South African police fired stun grenades and arrested 31 students in clashes at Johannesburg’s University of the Witwatersrand on Tuesday, as countrywide protests demanding free tertiary education entered a third week.
Nompendulo Mkatshwa, outgoing president of the student representative council, said police had fired stun grenades at students gathered near the university, known as “Wits”, to call for planned increases in university fees to be scrapped.
Police spokesman Lungelo Dlamini said the arrested students “were blocking the entrance of the university in contravention of the court order” and were being held at a nearby station.
Demonstrations this year and in 2015 over the cost of university education — prohibitive for many black students — have highlighted frustration at the inequalities that persist more than two decades after the 1994 end of white-minority rule.
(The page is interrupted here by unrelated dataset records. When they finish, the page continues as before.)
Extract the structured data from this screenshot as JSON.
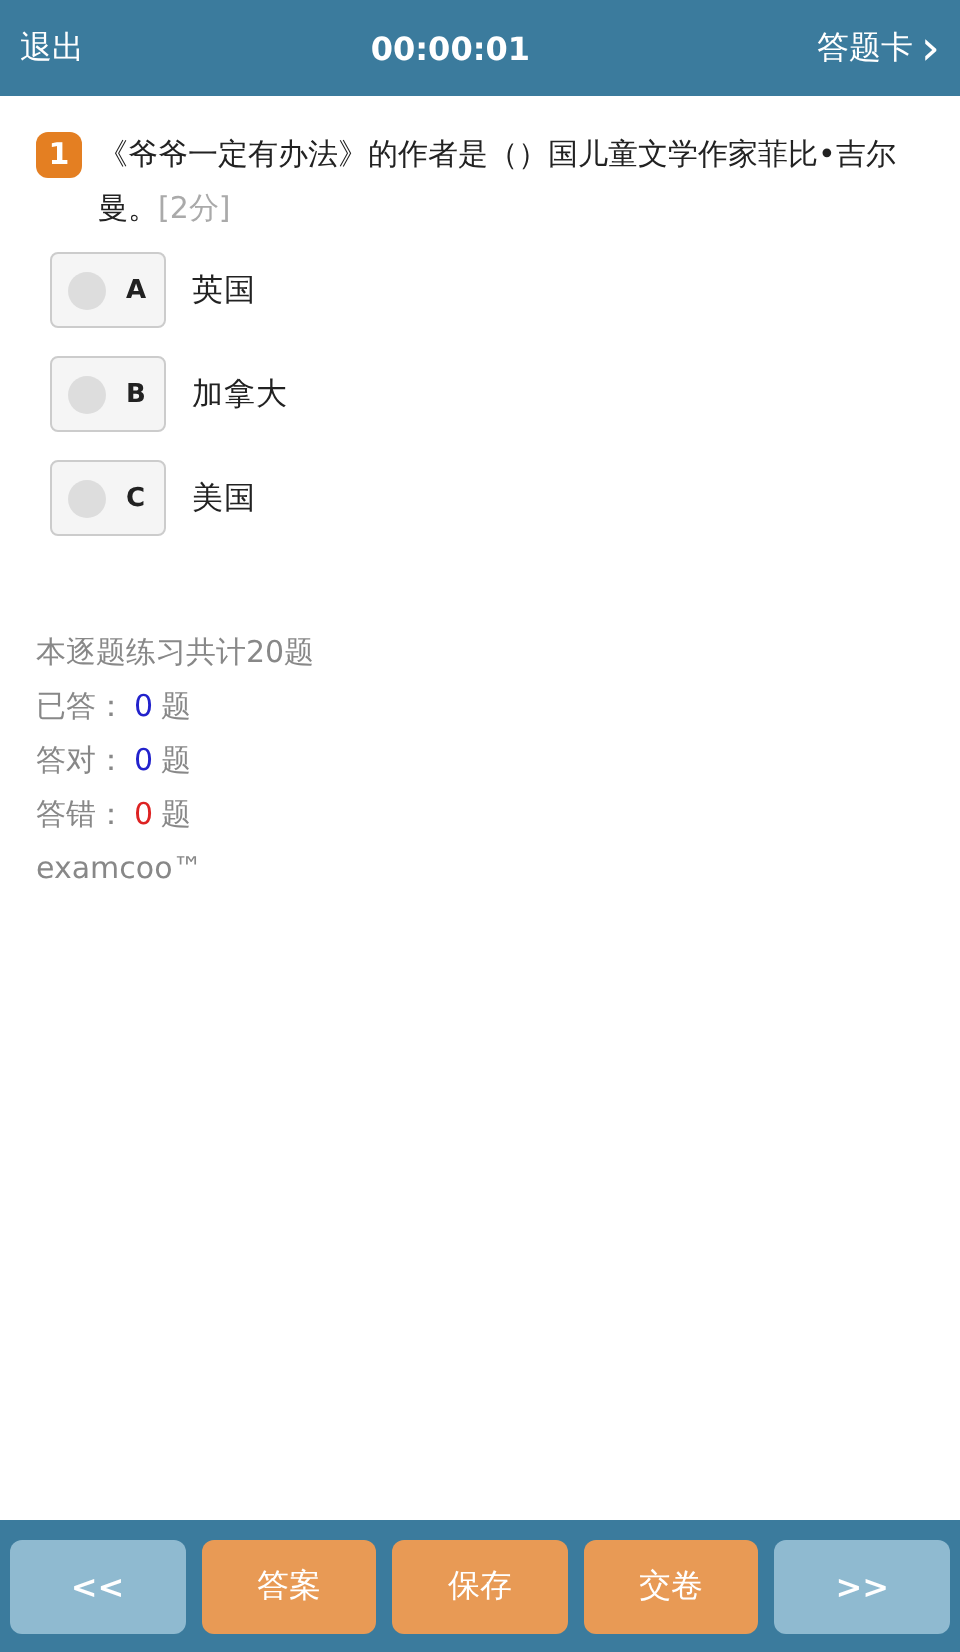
{
  "header": {
    "exit": "退出",
    "timer": "00:00:01",
    "answer_card": "答题卡",
    "chevron": "›"
  },
  "question": {
    "number": "1",
    "text": "《爷爷一定有办法》的作者是（）国儿童文学作家菲比•吉尔曼。",
    "score": "[2分]"
  },
  "options": [
    {
      "letter": "A",
      "text": "英国",
      "selected": false
    },
    {
      "letter": "B",
      "text": "加拿大",
      "selected": false
    },
    {
      "letter": "C",
      "text": "美国",
      "selected": false
    }
  ],
  "summary": {
    "total": "本逐题练习共计20题",
    "stats": [
      {
        "label": "已答：",
        "value": "0",
        "unit": "题",
        "color": "#2222cc"
      },
      {
        "label": "答对：",
        "value": "0",
        "unit": "题",
        "color": "#2222cc"
      },
      {
        "label": "答错：",
        "value": "0",
        "unit": "题",
        "color": "#dd2222"
      }
    ],
    "brand": "examcoo™"
  },
  "footer": [
    {
      "label": "<<",
      "disabled": true
    },
    {
      "label": "答案",
      "disabled": false
    },
    {
      "label": "保存",
      "disabled": false
    },
    {
      "label": "交卷",
      "disabled": false
    },
    {
      "label": ">>",
      "disabled": true
    }
  ]
}
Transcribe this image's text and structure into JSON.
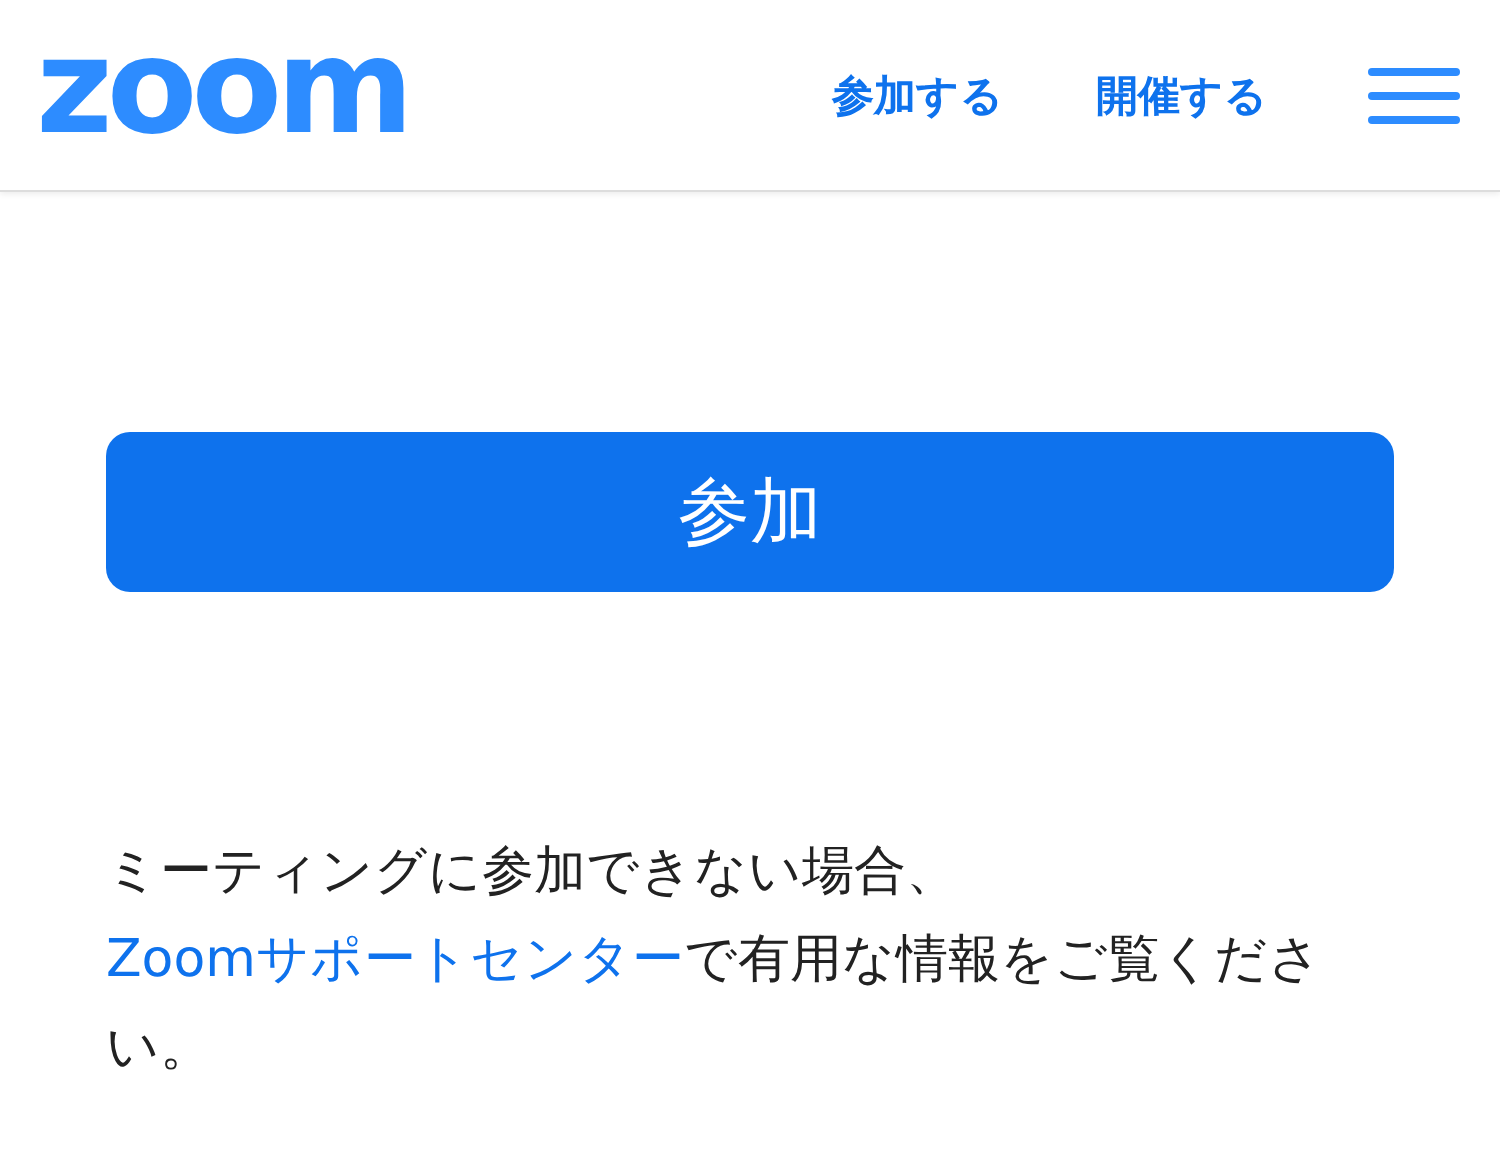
{
  "header": {
    "logo": "zoom",
    "nav": [
      "参加する",
      "開催する"
    ]
  },
  "join_button": "参加",
  "help": {
    "before": "ミーティングに参加できない場合、",
    "link": "Zoomサポートセンター",
    "after": "で有用な情報をご覧ください。"
  }
}
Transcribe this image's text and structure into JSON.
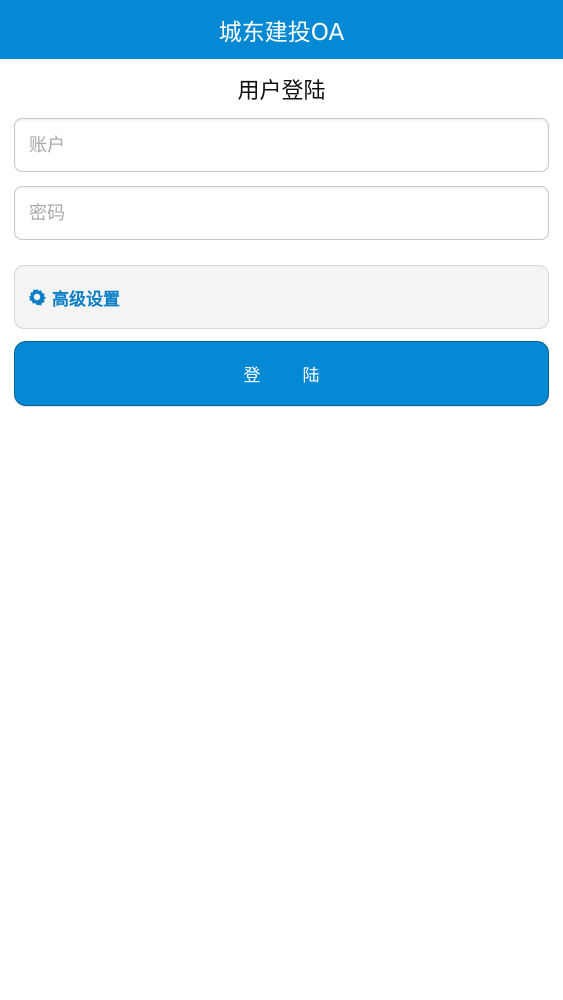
{
  "header": {
    "title": "城东建投OA"
  },
  "login": {
    "title": "用户登陆",
    "account_placeholder": "账户",
    "password_placeholder": "密码",
    "advanced_label": "高级设置",
    "advanced_icon": "gear-icon",
    "submit_label": "登陆"
  },
  "colors": {
    "accent": "#0689d4",
    "link": "#0a7fc6",
    "panel_bg": "#f4f4f5"
  }
}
The current protests were triggered by a government recommendation that 2017 university tuition fee increases be capped at 8 percent. The cap is higher than South Africa’s current inflation rate of 6 percent.
“Students are not happy with what the Department of Higher Education and Training said, so they are fighting for equal education,” Mkatshwa said.
Weeks of violent demonstrations last year over university costs, forced President Jacob Zuma to rule out fee raises for 2016 but university authorities have warned that another freeze for this year could damage their academic programs.
Earlier this month, 32 students were arrested after arsonists torched a law library at South Africa’s University of KwaZulu-Natal following days of protests by students over grievances including the cost of tuition.